L’entraîneur Sud Africain des 3/4 du RC Suresnes, et adjoint de David Auradou dans les Hauts de Seine, a accordé un entretien à notre correspondant en Île de France pour nous évoquer le 1/4 de finale d’accession en Pro D2 historique face à Albi, pour ce club ayant gravi les échelons de la fédérale 2 à la Nationale pas à pas. Ce samedi à 19h30, dans le Tarn les Suresnois annoncent la couleur, ils ne viendront pas au Stadium Municipal en victime expiatoire.

Quel sentiment prédomine après ce match face à Narbonne perdu 16-27 ?
Il y a un gros sentiment de frustration, parce qu’on fait des très bonnes choses par moment. On est dans le match jusqu’à la 75eme. On a des opportunités pour tuer le match. On fait le « taff » face à une grosse équipe avec des joueurs d’expérience. C’est une bonne piqûre de rappel. Quand on a des occasions, il
faut aller au bout. Après les situations comptables des deux équipes étaient différentes, l’enjeu n’était pas le même. On
savait avant le coup d’envoi qu’on serait dans les 6. Eux avaient plus de pression pour finir dans les deux premiers et éviter le barrage.

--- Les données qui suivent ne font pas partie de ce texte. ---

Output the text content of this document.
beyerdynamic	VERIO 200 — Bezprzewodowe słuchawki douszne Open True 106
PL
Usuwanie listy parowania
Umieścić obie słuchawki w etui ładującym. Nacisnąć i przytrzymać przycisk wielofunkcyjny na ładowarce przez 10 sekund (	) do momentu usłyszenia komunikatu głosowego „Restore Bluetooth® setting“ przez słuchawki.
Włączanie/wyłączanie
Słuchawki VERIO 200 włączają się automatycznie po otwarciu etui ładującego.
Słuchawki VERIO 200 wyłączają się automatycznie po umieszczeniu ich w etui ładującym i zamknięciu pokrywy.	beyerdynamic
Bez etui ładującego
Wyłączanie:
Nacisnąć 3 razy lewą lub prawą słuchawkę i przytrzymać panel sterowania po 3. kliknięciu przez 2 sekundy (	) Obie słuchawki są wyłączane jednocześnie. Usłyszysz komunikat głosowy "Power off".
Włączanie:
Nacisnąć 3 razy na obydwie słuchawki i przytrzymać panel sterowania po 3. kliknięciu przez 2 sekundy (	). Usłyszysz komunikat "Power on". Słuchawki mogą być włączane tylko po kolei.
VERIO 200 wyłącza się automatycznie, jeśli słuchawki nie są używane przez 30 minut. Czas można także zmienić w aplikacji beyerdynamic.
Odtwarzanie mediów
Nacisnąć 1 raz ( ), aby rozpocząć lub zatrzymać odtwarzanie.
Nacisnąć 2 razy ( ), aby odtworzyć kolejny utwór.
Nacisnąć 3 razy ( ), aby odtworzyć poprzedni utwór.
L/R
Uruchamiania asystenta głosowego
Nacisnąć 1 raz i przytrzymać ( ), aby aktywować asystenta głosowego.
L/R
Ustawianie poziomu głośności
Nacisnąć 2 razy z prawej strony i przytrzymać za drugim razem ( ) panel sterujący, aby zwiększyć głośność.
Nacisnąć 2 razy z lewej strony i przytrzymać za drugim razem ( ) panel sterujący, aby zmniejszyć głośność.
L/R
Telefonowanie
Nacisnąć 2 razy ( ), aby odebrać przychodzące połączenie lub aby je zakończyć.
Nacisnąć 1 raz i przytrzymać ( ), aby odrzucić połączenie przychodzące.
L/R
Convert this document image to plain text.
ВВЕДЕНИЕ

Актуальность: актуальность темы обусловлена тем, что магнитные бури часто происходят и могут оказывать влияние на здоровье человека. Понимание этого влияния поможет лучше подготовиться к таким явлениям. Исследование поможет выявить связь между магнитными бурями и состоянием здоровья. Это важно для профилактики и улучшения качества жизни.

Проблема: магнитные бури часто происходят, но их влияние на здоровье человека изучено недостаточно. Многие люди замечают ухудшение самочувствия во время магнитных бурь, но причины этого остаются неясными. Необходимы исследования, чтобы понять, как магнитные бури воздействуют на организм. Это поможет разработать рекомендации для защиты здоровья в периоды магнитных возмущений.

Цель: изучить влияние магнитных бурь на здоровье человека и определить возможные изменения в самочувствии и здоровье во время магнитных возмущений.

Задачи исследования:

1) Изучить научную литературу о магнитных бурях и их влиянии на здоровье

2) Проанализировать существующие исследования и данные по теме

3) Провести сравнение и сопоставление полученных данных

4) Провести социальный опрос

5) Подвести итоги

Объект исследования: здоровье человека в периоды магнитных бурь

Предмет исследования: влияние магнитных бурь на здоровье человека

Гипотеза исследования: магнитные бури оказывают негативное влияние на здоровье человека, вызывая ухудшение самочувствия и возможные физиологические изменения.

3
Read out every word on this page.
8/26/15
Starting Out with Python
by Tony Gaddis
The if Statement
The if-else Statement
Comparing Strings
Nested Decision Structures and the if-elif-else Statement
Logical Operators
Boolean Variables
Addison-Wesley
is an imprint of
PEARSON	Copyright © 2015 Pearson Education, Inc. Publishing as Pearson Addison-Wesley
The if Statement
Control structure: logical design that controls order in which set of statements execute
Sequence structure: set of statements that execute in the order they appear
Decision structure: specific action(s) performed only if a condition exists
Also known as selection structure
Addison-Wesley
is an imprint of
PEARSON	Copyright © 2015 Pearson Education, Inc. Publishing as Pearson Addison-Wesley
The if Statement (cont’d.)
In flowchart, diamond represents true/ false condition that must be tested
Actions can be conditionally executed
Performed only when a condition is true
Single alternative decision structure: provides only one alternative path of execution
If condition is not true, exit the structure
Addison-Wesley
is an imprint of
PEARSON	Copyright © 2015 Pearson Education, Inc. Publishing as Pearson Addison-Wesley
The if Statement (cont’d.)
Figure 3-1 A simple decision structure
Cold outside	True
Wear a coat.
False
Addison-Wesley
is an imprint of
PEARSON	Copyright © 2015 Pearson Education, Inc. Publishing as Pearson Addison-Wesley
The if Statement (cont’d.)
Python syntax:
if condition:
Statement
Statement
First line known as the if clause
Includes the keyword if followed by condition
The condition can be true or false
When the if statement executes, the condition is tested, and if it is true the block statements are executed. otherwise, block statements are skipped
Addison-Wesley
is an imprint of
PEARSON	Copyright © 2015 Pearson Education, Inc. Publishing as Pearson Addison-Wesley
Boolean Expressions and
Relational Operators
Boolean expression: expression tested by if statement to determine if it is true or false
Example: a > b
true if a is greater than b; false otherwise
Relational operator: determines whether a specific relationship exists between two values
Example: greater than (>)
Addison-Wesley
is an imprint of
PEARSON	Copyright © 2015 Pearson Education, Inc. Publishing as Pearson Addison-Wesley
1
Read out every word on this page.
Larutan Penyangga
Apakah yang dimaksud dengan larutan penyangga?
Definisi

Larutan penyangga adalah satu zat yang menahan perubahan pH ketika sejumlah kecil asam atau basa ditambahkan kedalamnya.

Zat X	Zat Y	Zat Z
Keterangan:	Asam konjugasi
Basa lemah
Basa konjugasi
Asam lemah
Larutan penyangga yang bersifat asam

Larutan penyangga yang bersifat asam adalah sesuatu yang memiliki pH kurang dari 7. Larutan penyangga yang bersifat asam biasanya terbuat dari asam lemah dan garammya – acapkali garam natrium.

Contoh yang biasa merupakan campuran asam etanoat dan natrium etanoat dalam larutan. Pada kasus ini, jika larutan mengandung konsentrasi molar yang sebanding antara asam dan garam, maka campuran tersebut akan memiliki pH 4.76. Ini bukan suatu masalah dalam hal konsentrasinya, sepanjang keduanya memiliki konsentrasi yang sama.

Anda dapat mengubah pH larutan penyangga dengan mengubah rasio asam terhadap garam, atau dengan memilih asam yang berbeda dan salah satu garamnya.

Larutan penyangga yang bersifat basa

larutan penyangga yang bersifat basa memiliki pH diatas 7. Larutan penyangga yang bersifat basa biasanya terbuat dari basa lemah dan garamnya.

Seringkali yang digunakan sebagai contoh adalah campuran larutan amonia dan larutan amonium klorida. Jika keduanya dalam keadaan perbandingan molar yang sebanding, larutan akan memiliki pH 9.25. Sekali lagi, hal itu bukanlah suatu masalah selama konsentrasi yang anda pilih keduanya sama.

Malgré ce résultat, le bilan de la saison régulière est très positif alors que le club avait connu une phase retour compliquée la saison dernière ? Comment l’expliques-tu ?
Quand une équipe vit bien ensemble, tu peux avoir des meilleurs résultats et on a senti dès le début de l’année que l’on avait un vrai groupe. On a tout mis en place pour que le groupe se sente bien dès le
stage de pré-saison. En plus de ça, l’arrivée de certains joueurs a apporté un nouvel élan (je pense par exemple à Laki Lee et JJ Taulagi). L’état d’esprit de ce groupe est formidable.

Une preuve de la force de ce groupe c’est le renouvellement d’un nombre important de joueurs et du staff pour les saisons à venir ?
Bien sûr, ça montre que les choses se passent bien. En tant que coach, on est honnête avec les joueurs. On bosse bien quand il faut, on rigole quand il faut aussi. Le renouvellement s’inscrit dans cette dynamique et l’objectif de faire monter le club.

Faire monter le club, dès cette année ?
Tu sais c’est rare de jouer une phase finale. Nous n’avons pas envie de faire le déplacement en victime. Si ça sourit on sera les plus heureux et le club fera les efforts sur le recrutement.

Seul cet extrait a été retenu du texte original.